Antik Yunanistan'da veba ve benzeri afetleri hafifletmek ya da önleme amacıyla günah keçisi olarak insanlar kullanılırdı.
Atinalılar, Thargelia Şenliği'nde bir kadın ve bir erkek seçilir, şölenden sonra bu çift kentte dolaştırılır, ince yeşil dallarla dövülüp kent dışına sürülür ve orada büyük olasılıkla taşlanırlardı. Böylece kentin bir yıl boyunca kötü talihten korunacağına inanılırdı.
Asıl suçluların, sorumluyken sorumsuzluk yapanların kendi günahlarını örtmek için uydurdukları “günah keçisi”nin öldürülmesi elbette sorunları çözmez, hastalıkları iyileştirmezdi.
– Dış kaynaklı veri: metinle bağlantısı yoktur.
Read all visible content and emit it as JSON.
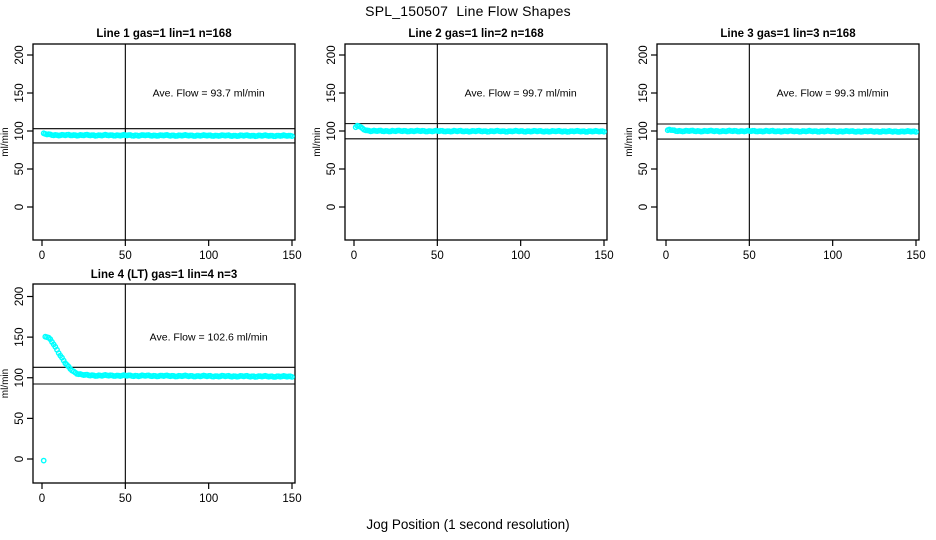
{
  "title": "SPL_150507  Line Flow Shapes",
  "xlabel": "Jog Position (1 second resolution)",
  "chart_data": {
    "type": "scatter",
    "title": "SPL_150507  Line Flow Shapes",
    "xlabel": "Jog Position (1 second resolution)",
    "ylabel": "ml/min",
    "xlim": [
      0,
      150
    ],
    "ylim": [
      0,
      200
    ],
    "x_ticks": [
      0,
      50,
      100,
      150
    ],
    "y_ticks": [
      0,
      50,
      100,
      150,
      200
    ],
    "grid": false,
    "legend": "none",
    "point_color": "#00FFFF",
    "line_color": "#000000",
    "point_style": "open-circle",
    "panels": [
      {
        "title": "Line 1 gas=1 lin=1 n=168",
        "annotation": "Ave. Flow =  93.7  ml/min",
        "ave_flow": 93.7,
        "n": 168,
        "vline_x": 50,
        "hlines": [
          103.1,
          84.3
        ],
        "x_start": 1,
        "x_end": 150,
        "keypoints": [
          [
            1,
            97
          ],
          [
            2,
            96.2
          ],
          [
            3,
            95.5
          ],
          [
            5,
            95
          ],
          [
            10,
            94.6
          ],
          [
            30,
            94.4
          ],
          [
            60,
            94.2
          ],
          [
            100,
            94
          ],
          [
            150,
            93.7
          ]
        ]
      },
      {
        "title": "Line 2 gas=1 lin=2 n=168",
        "annotation": "Ave. Flow =  99.7  ml/min",
        "ave_flow": 99.7,
        "n": 168,
        "vline_x": 50,
        "hlines": [
          109.7,
          89.7
        ],
        "x_start": 1,
        "x_end": 150,
        "keypoints": [
          [
            1,
            105
          ],
          [
            2,
            107
          ],
          [
            3,
            106.3
          ],
          [
            4,
            104.8
          ],
          [
            5,
            103.2
          ],
          [
            6,
            102
          ],
          [
            8,
            100.7
          ],
          [
            10,
            100.3
          ],
          [
            14,
            100
          ],
          [
            30,
            100
          ],
          [
            60,
            99.8
          ],
          [
            100,
            99.7
          ],
          [
            150,
            99.5
          ]
        ]
      },
      {
        "title": "Line 3 gas=1 lin=3 n=168",
        "annotation": "Ave. Flow =  99.3  ml/min",
        "ave_flow": 99.3,
        "n": 168,
        "vline_x": 50,
        "hlines": [
          109.2,
          89.4
        ],
        "x_start": 1,
        "x_end": 150,
        "keypoints": [
          [
            1,
            101
          ],
          [
            2,
            102
          ],
          [
            3,
            101.3
          ],
          [
            4,
            100.7
          ],
          [
            6,
            100.2
          ],
          [
            10,
            100
          ],
          [
            40,
            99.9
          ],
          [
            100,
            99.6
          ],
          [
            150,
            99.3
          ]
        ]
      },
      {
        "title": "Line 4 (LT) gas=1 lin=4 n=3",
        "annotation": "Ave. Flow =  102.6  ml/min",
        "ave_flow": 102.6,
        "n": 3,
        "vline_x": 50,
        "hlines": [
          112.9,
          92.3
        ],
        "x_start": 1,
        "x_end": 150,
        "keypoints": [
          [
            1,
            -2
          ],
          [
            2,
            150.5
          ],
          [
            3,
            150
          ],
          [
            4,
            148.8
          ],
          [
            5,
            147
          ],
          [
            6,
            144.5
          ],
          [
            7,
            141.5
          ],
          [
            8,
            138
          ],
          [
            9,
            134.5
          ],
          [
            10,
            131
          ],
          [
            11,
            127.5
          ],
          [
            12,
            124.2
          ],
          [
            13,
            121
          ],
          [
            14,
            118
          ],
          [
            15,
            115.3
          ],
          [
            16,
            113
          ],
          [
            17,
            111
          ],
          [
            18,
            109.2
          ],
          [
            19,
            107.7
          ],
          [
            20,
            106.4
          ],
          [
            21,
            105.4
          ],
          [
            22,
            104.7
          ],
          [
            24,
            103.8
          ],
          [
            26,
            103.3
          ],
          [
            28,
            103
          ],
          [
            32,
            102.8
          ],
          [
            40,
            102.7
          ],
          [
            60,
            102.4
          ],
          [
            80,
            102.2
          ],
          [
            100,
            102
          ],
          [
            120,
            101.8
          ],
          [
            150,
            101.5
          ]
        ]
      }
    ]
  }
}
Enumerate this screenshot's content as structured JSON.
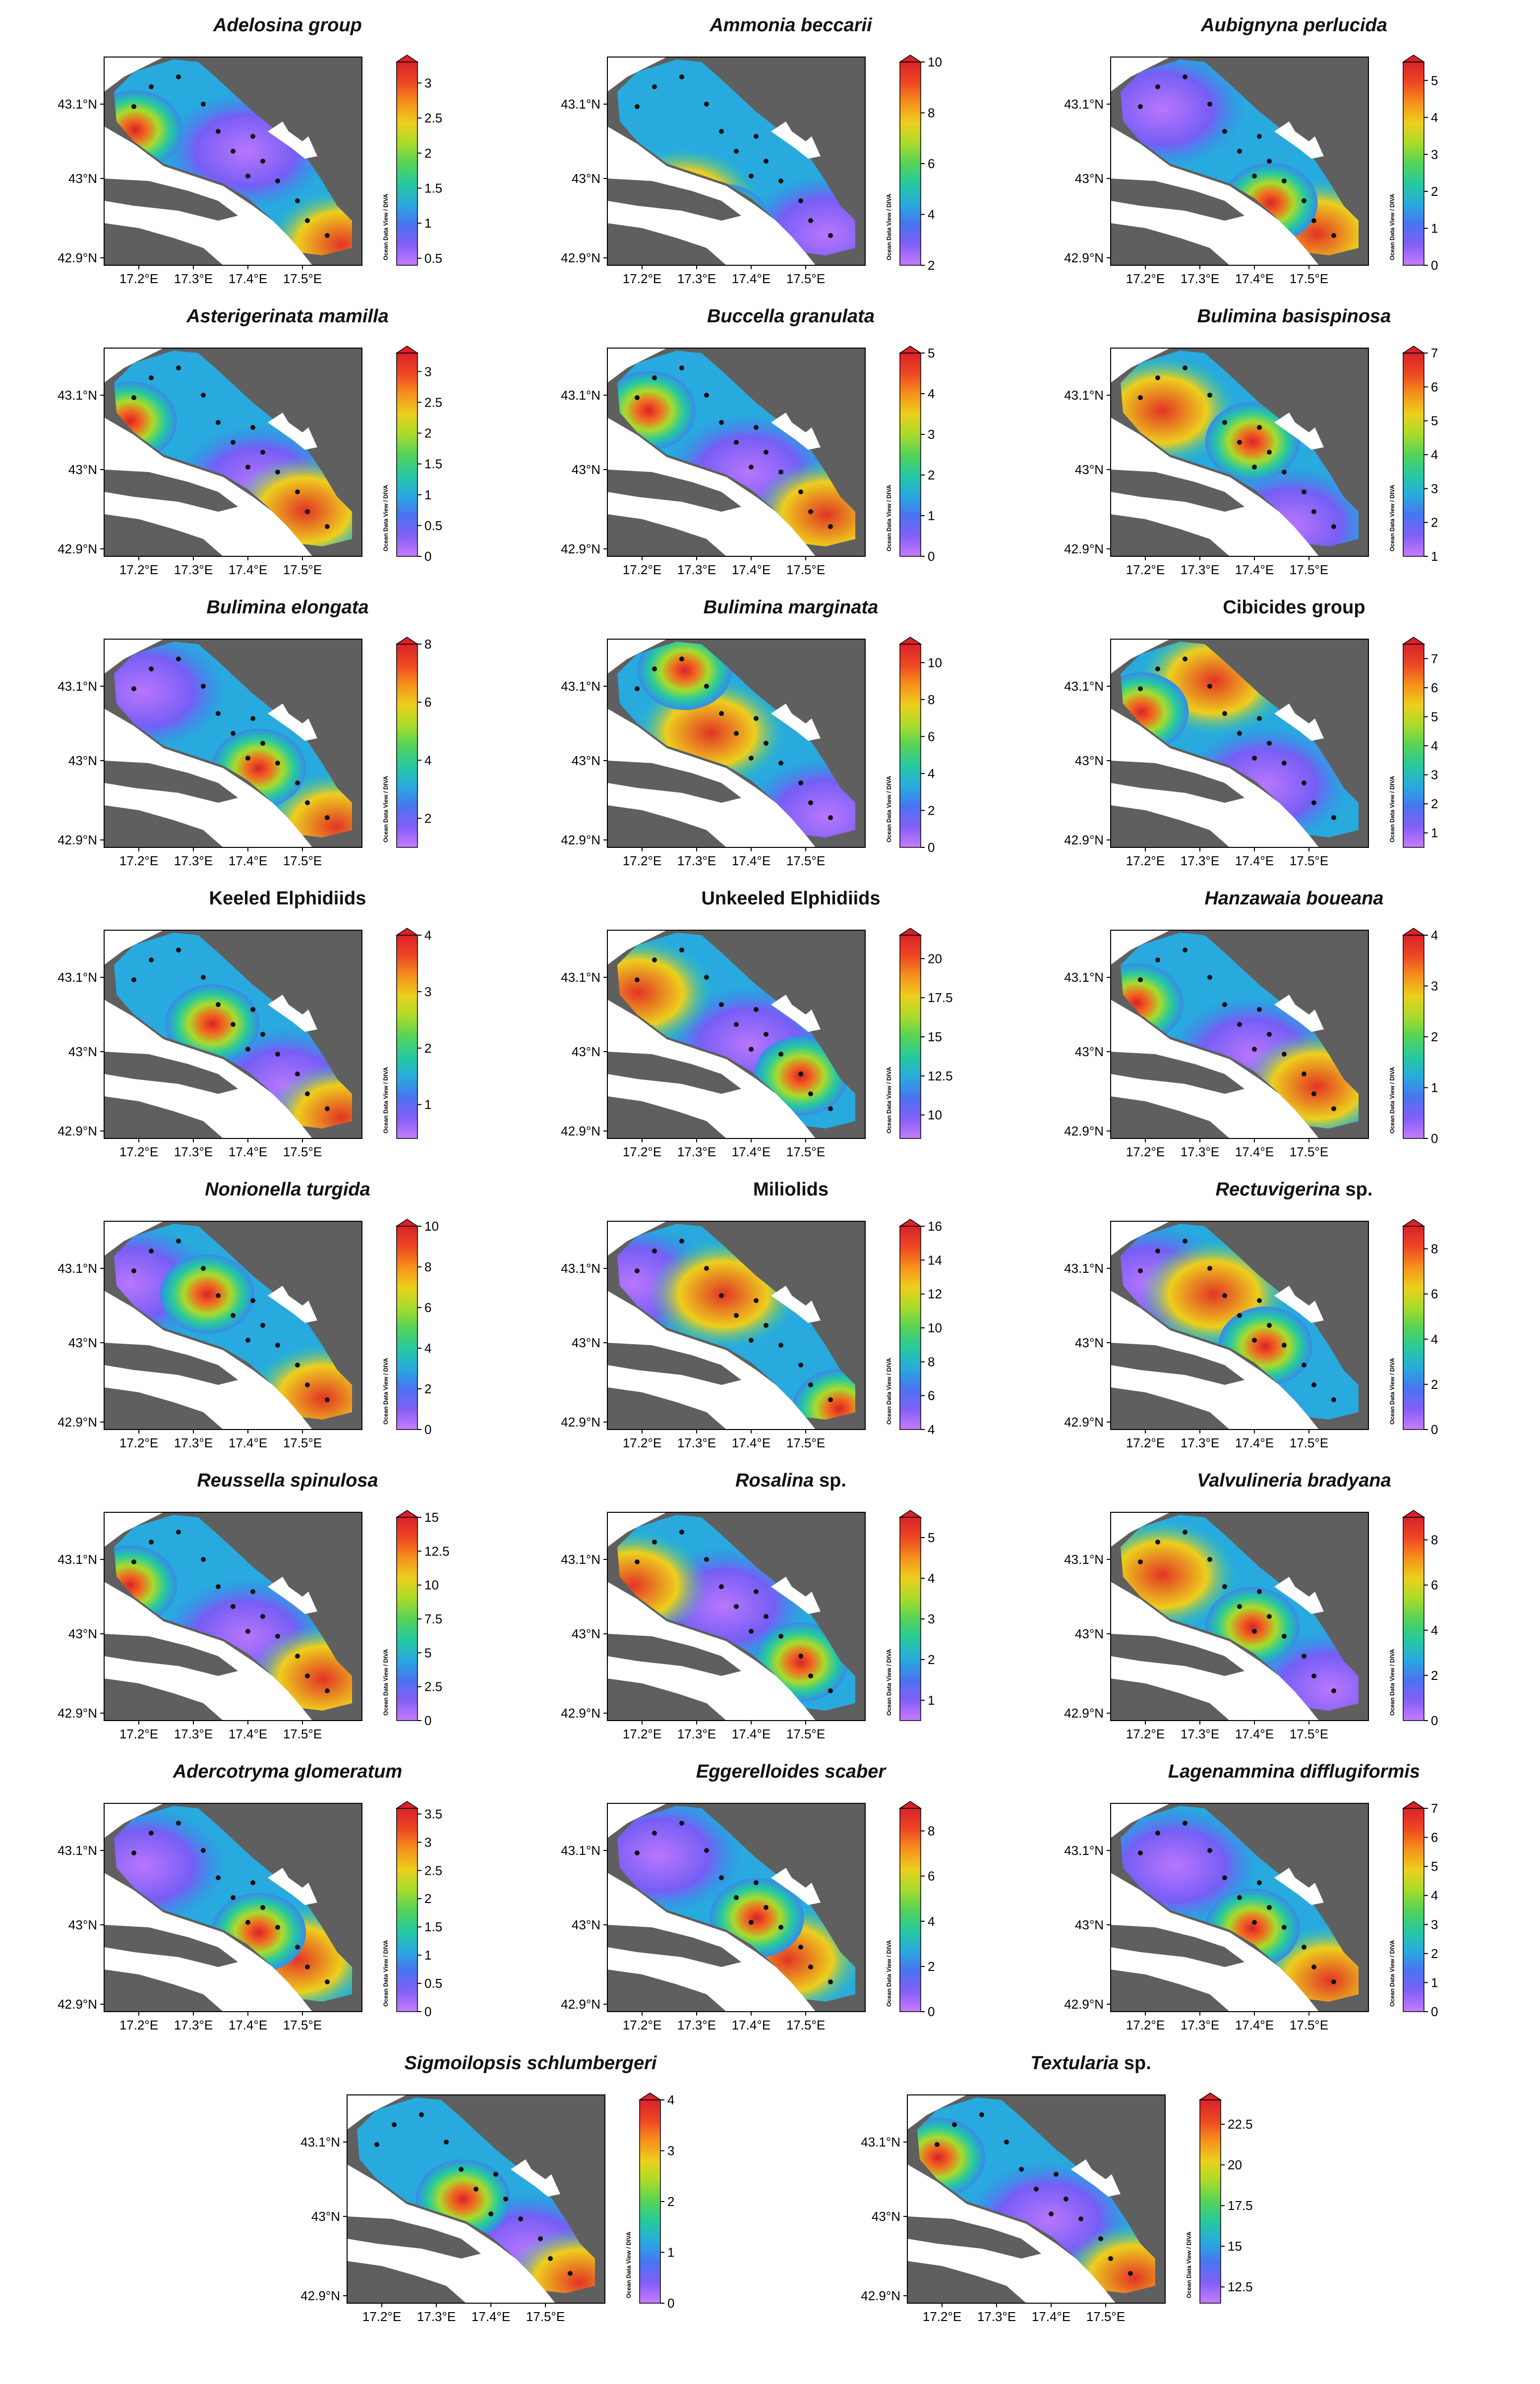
{
  "map_frame": {
    "lat_ticks": [
      "43.1°N",
      "43°N",
      "42.9°N"
    ],
    "lon_ticks": [
      "17.2°E",
      "17.3°E",
      "17.4°E",
      "17.5°E"
    ],
    "credit": "Ocean Data View / DIVA",
    "colors": {
      "land": "#5f5f5f",
      "sea": "#ffffff",
      "station": "#111111",
      "colormap": [
        "#c77cff",
        "#7b5cf5",
        "#3d7af0",
        "#1fbfd6",
        "#2bcf7a",
        "#7fd634",
        "#e8e21e",
        "#f7a21b",
        "#f04a22",
        "#d9222a",
        "#f7c9a0"
      ]
    }
  },
  "panels": [
    {
      "title": "Adelosina group",
      "italic": true,
      "max": 3.3,
      "ticks": [
        "3",
        "2.5",
        "2",
        "1.5",
        "1",
        "0.5"
      ],
      "tick_values": [
        3,
        2.5,
        2,
        1.5,
        1,
        0.5
      ],
      "vmin": 0.4,
      "vmax": 3.3,
      "peak": [
        0.12,
        0.35
      ],
      "low": [
        0.55,
        0.45
      ],
      "high_tail": [
        0.92,
        0.9
      ]
    },
    {
      "title": "Ammonia beccarii",
      "italic": true,
      "ticks": [
        "10",
        "8",
        "6",
        "4",
        "2"
      ],
      "tick_values": [
        10,
        8,
        6,
        4,
        2
      ],
      "vmin": 2,
      "vmax": 10,
      "peak": [
        0.45,
        0.8
      ],
      "low": [
        0.85,
        0.85
      ],
      "high_tail": [
        0.3,
        0.7
      ]
    },
    {
      "title": "Aubignyna perlucida",
      "italic": true,
      "ticks": [
        "5",
        "4",
        "3",
        "2",
        "1",
        "0"
      ],
      "tick_values": [
        5,
        4,
        3,
        2,
        1,
        0
      ],
      "vmin": 0,
      "vmax": 5.5,
      "peak": [
        0.62,
        0.7
      ],
      "low": [
        0.2,
        0.25
      ],
      "high_tail": [
        0.8,
        0.85
      ]
    },
    {
      "title": "Asterigerinata mamilla",
      "italic": true,
      "ticks": [
        "3",
        "2.5",
        "2",
        "1.5",
        "1",
        "0.5",
        "0"
      ],
      "tick_values": [
        3,
        2.5,
        2,
        1.5,
        1,
        0.5,
        0
      ],
      "vmin": 0,
      "vmax": 3.3,
      "peak": [
        0.1,
        0.35
      ],
      "low": [
        0.6,
        0.65
      ],
      "high_tail": [
        0.78,
        0.78
      ]
    },
    {
      "title": "Buccella granulata",
      "italic": true,
      "ticks": [
        "5",
        "4",
        "3",
        "2",
        "1",
        "0"
      ],
      "tick_values": [
        5,
        4,
        3,
        2,
        1,
        0
      ],
      "vmin": 0,
      "vmax": 5,
      "peak": [
        0.16,
        0.3
      ],
      "low": [
        0.55,
        0.6
      ],
      "high_tail": [
        0.85,
        0.8
      ]
    },
    {
      "title": "Bulimina basispinosa",
      "italic": true,
      "ticks": [
        "7",
        "6",
        "5",
        "4",
        "3",
        "2",
        "1"
      ],
      "tick_values": [
        7,
        6,
        5,
        4,
        3,
        2,
        1
      ],
      "vmin": 1,
      "vmax": 7,
      "peak": [
        0.55,
        0.45
      ],
      "low": [
        0.7,
        0.85
      ],
      "high_tail": [
        0.2,
        0.3
      ]
    },
    {
      "title": "Bulimina elongata",
      "italic": true,
      "ticks": [
        "8",
        "6",
        "4",
        "2"
      ],
      "tick_values": [
        8,
        6,
        4,
        2
      ],
      "vmin": 1,
      "vmax": 8,
      "peak": [
        0.6,
        0.62
      ],
      "low": [
        0.15,
        0.25
      ],
      "high_tail": [
        0.9,
        0.9
      ]
    },
    {
      "title": "Bulimina marginata",
      "italic": true,
      "ticks": [
        "10",
        "8",
        "6",
        "4",
        "2",
        "0"
      ],
      "tick_values": [
        10,
        8,
        6,
        4,
        2,
        0
      ],
      "vmin": 0,
      "vmax": 11,
      "peak": [
        0.3,
        0.15
      ],
      "low": [
        0.85,
        0.85
      ],
      "high_tail": [
        0.4,
        0.45
      ]
    },
    {
      "title": "Cibicides group",
      "italic": false,
      "ticks": [
        "7",
        "6",
        "5",
        "4",
        "3",
        "2",
        "1"
      ],
      "tick_values": [
        7,
        6,
        5,
        4,
        3,
        2,
        1
      ],
      "vmin": 0.5,
      "vmax": 7.5,
      "peak": [
        0.12,
        0.35
      ],
      "low": [
        0.6,
        0.7
      ],
      "high_tail": [
        0.4,
        0.2
      ]
    },
    {
      "title": "Keeled Elphidiids",
      "italic": false,
      "ticks": [
        "4",
        "3",
        "2",
        "1"
      ],
      "tick_values": [
        4,
        3,
        2,
        1
      ],
      "vmin": 0.4,
      "vmax": 4,
      "peak": [
        0.42,
        0.45
      ],
      "low": [
        0.7,
        0.75
      ],
      "high_tail": [
        0.92,
        0.9
      ]
    },
    {
      "title": "Unkeeled Elphidiids",
      "italic": false,
      "ticks": [
        "20",
        "17.5",
        "15",
        "12.5",
        "10"
      ],
      "tick_values": [
        20,
        17.5,
        15,
        12.5,
        10
      ],
      "vmin": 8.5,
      "vmax": 21.5,
      "peak": [
        0.75,
        0.7
      ],
      "low": [
        0.55,
        0.55
      ],
      "high_tail": [
        0.12,
        0.3
      ]
    },
    {
      "title": "Hanzawaia boueana",
      "italic": true,
      "ticks": [
        "4",
        "3",
        "2",
        "1",
        "0"
      ],
      "tick_values": [
        4,
        3,
        2,
        1,
        0
      ],
      "vmin": 0,
      "vmax": 4,
      "peak": [
        0.1,
        0.35
      ],
      "low": [
        0.55,
        0.6
      ],
      "high_tail": [
        0.8,
        0.75
      ]
    },
    {
      "title": "Nonionella turgida",
      "italic": true,
      "ticks": [
        "10",
        "8",
        "6",
        "4",
        "2",
        "0"
      ],
      "tick_values": [
        10,
        8,
        6,
        4,
        2,
        0
      ],
      "vmin": 0,
      "vmax": 10,
      "peak": [
        0.4,
        0.35
      ],
      "low": [
        0.1,
        0.3
      ],
      "high_tail": [
        0.85,
        0.85
      ]
    },
    {
      "title": "Miliolids",
      "italic": false,
      "ticks": [
        "16",
        "14",
        "12",
        "10",
        "8",
        "6",
        "4"
      ],
      "tick_values": [
        16,
        14,
        12,
        10,
        8,
        6,
        4
      ],
      "vmin": 4,
      "vmax": 16,
      "peak": [
        0.9,
        0.9
      ],
      "low": [
        0.1,
        0.3
      ],
      "high_tail": [
        0.45,
        0.35
      ]
    },
    {
      "title": "Rectuvigerina sp.",
      "italic": false,
      "mixed": [
        [
          "Rectuvigerina",
          true
        ],
        [
          " sp.",
          false
        ]
      ],
      "ticks": [
        "8",
        "6",
        "4",
        "2",
        "0"
      ],
      "tick_values": [
        8,
        6,
        4,
        2,
        0
      ],
      "vmin": 0,
      "vmax": 9,
      "peak": [
        0.6,
        0.6
      ],
      "low": [
        0.15,
        0.3
      ],
      "high_tail": [
        0.4,
        0.35
      ]
    },
    {
      "title": "Reussella spinulosa",
      "italic": true,
      "ticks": [
        "15",
        "12.5",
        "10",
        "7.5",
        "5",
        "2.5",
        "0"
      ],
      "tick_values": [
        15,
        12.5,
        10,
        7.5,
        5,
        2.5,
        0
      ],
      "vmin": 0,
      "vmax": 15,
      "peak": [
        0.1,
        0.35
      ],
      "low": [
        0.55,
        0.6
      ],
      "high_tail": [
        0.85,
        0.8
      ]
    },
    {
      "title": "Rosalina sp.",
      "italic": false,
      "mixed": [
        [
          "Rosalina",
          true
        ],
        [
          " sp.",
          false
        ]
      ],
      "ticks": [
        "5",
        "4",
        "3",
        "2",
        "1"
      ],
      "tick_values": [
        5,
        4,
        3,
        2,
        1
      ],
      "vmin": 0.5,
      "vmax": 5.5,
      "peak": [
        0.75,
        0.72
      ],
      "low": [
        0.45,
        0.45
      ],
      "high_tail": [
        0.1,
        0.35
      ]
    },
    {
      "title": "Valvulineria bradyana",
      "italic": true,
      "ticks": [
        "8",
        "6",
        "4",
        "2",
        "0"
      ],
      "tick_values": [
        8,
        6,
        4,
        2,
        0
      ],
      "vmin": 0,
      "vmax": 9,
      "peak": [
        0.55,
        0.55
      ],
      "low": [
        0.85,
        0.85
      ],
      "high_tail": [
        0.2,
        0.3
      ]
    },
    {
      "title": "Adercotryma glomeratum",
      "italic": true,
      "ticks": [
        "3.5",
        "3",
        "2.5",
        "2",
        "1.5",
        "1",
        "0.5",
        "0"
      ],
      "tick_values": [
        3.5,
        3,
        2.5,
        2,
        1.5,
        1,
        0.5,
        0
      ],
      "vmin": 0,
      "vmax": 3.6,
      "peak": [
        0.6,
        0.62
      ],
      "low": [
        0.15,
        0.3
      ],
      "high_tail": [
        0.75,
        0.75
      ]
    },
    {
      "title": "Eggerelloides scaber",
      "italic": true,
      "ticks": [
        "8",
        "6",
        "4",
        "2",
        "0"
      ],
      "tick_values": [
        8,
        6,
        4,
        2,
        0
      ],
      "vmin": 0,
      "vmax": 9,
      "peak": [
        0.58,
        0.55
      ],
      "low": [
        0.2,
        0.25
      ],
      "high_tail": [
        0.7,
        0.75
      ]
    },
    {
      "title": "Lagenammina difflugiformis",
      "italic": true,
      "ticks": [
        "7",
        "6",
        "5",
        "4",
        "3",
        "2",
        "1",
        "0"
      ],
      "tick_values": [
        7,
        6,
        5,
        4,
        3,
        2,
        1,
        0
      ],
      "vmin": 0,
      "vmax": 7,
      "peak": [
        0.55,
        0.6
      ],
      "low": [
        0.25,
        0.3
      ],
      "high_tail": [
        0.85,
        0.85
      ]
    },
    {
      "title": "Sigmoilopsis schlumbergeri",
      "italic": true,
      "ticks": [
        "4",
        "3",
        "2",
        "1",
        "0"
      ],
      "tick_values": [
        4,
        3,
        2,
        1,
        0
      ],
      "vmin": 0,
      "vmax": 4,
      "peak": [
        0.45,
        0.5
      ],
      "low": [
        0.7,
        0.75
      ],
      "high_tail": [
        0.9,
        0.9
      ]
    },
    {
      "title": "Textularia sp.",
      "italic": false,
      "mixed": [
        [
          "Textularia",
          true
        ],
        [
          " sp.",
          false
        ]
      ],
      "ticks": [
        "22.5",
        "20",
        "17.5",
        "15",
        "12.5"
      ],
      "tick_values": [
        22.5,
        20,
        17.5,
        15,
        12.5
      ],
      "vmin": 11.5,
      "vmax": 24,
      "peak": [
        0.12,
        0.3
      ],
      "low": [
        0.55,
        0.6
      ],
      "high_tail": [
        0.88,
        0.88
      ]
    }
  ]
}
Sadece aptal yığınları kandırmaya, sorunların kangrenleşmesine yarardı...
O yüzden nerde bir günah keçisi varsa ona saldıranlara bakmalı.
Müslümanların süper güç olduğu dönemin ardından modernite, Müslüman coğrafyayı talan etmiş, ihtişamlı günleri arkadan bırakan geniş bir coğrafyayı kendi arasında paylaşarak sömürgeleştirmişti.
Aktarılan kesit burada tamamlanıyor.